Ich arbeite schwarz. Meine ganzen Einnahmen werden nicht versteuert. Ich schäme mich aber nicht für meine Arbeit. Weil ich das gesamte System dafür verantwortlich mache, dass es überhaupt möglich ist, dass es dazu kommt. Wenn jemand bis zum Ende des Studiums kommt, vielleicht Referate gehalten hat ohne Deutsch zu können, ohne dass der Professor es merkt, dann ist der auf diesem Weg schon so viele Schritte gegangen. Ich nutze da nur eine Lücke im System.

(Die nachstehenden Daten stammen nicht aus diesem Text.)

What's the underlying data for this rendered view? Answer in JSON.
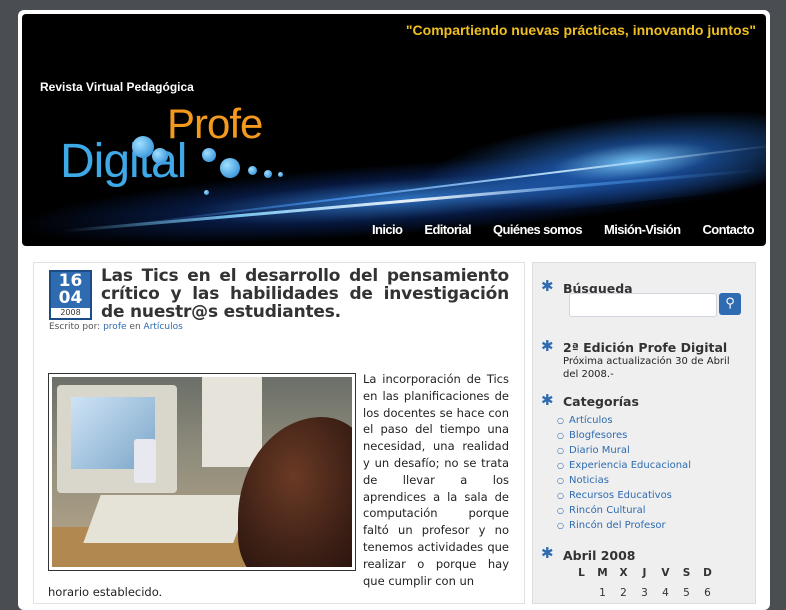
{
  "header": {
    "tagline": "\"Compartiendo nuevas prácticas, innovando juntos\"",
    "subtitle": "Revista Virtual Pedagógica",
    "logo_top": "Profe",
    "logo_bottom": "Digital"
  },
  "nav": {
    "items": [
      "Inicio",
      "Editorial",
      "Quiénes somos",
      "Misión-Visión",
      "Contacto"
    ]
  },
  "post": {
    "date_day": "16",
    "date_month": "04",
    "date_year": "2008",
    "title": "Las Tics en el desarrollo del pensamiento crítico y las habilidades de investigación de nuestr@s estudiantes.",
    "byline_prefix": "Escrito por:",
    "author": "profe",
    "byline_mid": "en",
    "category": "Artículos",
    "body": "La incorporación de Tics en las planificaciones de los docentes se hace con el paso del tiempo una necesidad, una realidad y un desafío; no se trata de llevar a los aprendices a la sala de computación porque faltó un profesor y no tenemos actividades que realizar o porque hay que cumplir con un",
    "body_bottom": "horario establecido."
  },
  "sidebar": {
    "search_title": "Búsqueda",
    "search_button": "⚲",
    "edition_title": "2ª Edición Profe Digital",
    "edition_text": "Próxima actualización 30 de Abril del 2008.-",
    "categories_title": "Categorías",
    "categories": [
      "Artículos",
      "Blogfesores",
      "Diario Mural",
      "Experiencia Educacional",
      "Noticias",
      "Recursos Educativos",
      "Rincón Cultural",
      "Rincón del Profesor"
    ],
    "calendar_title": "Abril 2008",
    "calendar_days": [
      "L",
      "M",
      "X",
      "J",
      "V",
      "S",
      "D"
    ],
    "calendar_first_row": [
      "1",
      "2",
      "3",
      "4",
      "5",
      "6"
    ]
  }
}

Du schließt also keine Werkverträge ab. Wie stellst du sicher, dass du bezahlt wirst?
Mir sind natürlich die Namen der Endkunden bekannt. Ich mache das auch deutlich, dass ich die Namen kenne und es unnötig wären, Konflikte auszulösen. Daher hab ich diesbezüglich sehr selten Probleme.

Ärgert es dich manchmal, dass jemand deine Arbeit als seine oder ihre verkauft? Ist es schon mal passiert, dass jemand mit einer Idee von dir richtig großen Erfolg gehabt hat?
Nein. Mein Eindruck ist, dass die Kunden eher still sind. Dass sie nicht mit den Arbeiten hausieren gehen oder prahlen. Da sind die meisten doch vorsichtig.

Macht dir das Ganze eigentlich Spaß? Oder ist das nur ein Brotjob?
Die Arbeit macht mir schon großen Spaß, weil ich mich mit Themen auseinandersetze, die ich mir meistens selbst ausgesucht habe. Ich arbeite wann ich will, ich kann reisen, weil ich den Job von überall aus machen kann. Das bietet mir so viel Freiheit, wie kein anderer Job zuvor.

Wenn du gerne wissenschaftlich arbeitest, warum arbeitest du nicht gleich an der Uni?
Ich möchte nicht an der Uni tätig sei. Ich habe einen Einblick gewonnen, wie es dort läuft, und möchte mich diesem System nicht aussetzen. Für mich ist die Arbeit derzeit ein Mittel zum Zweck, der mir Freude macht. Aber ich möchte durchaus eigentlich etwas anderes tun, ich möchte etwas beitragen. Und nicht Menschen dazu verhelfen, durchzukommen, ohne dass sie es verdient hätten. Das ist eine schwierige Frage, mit der ich mich immer wieder auseinander setze.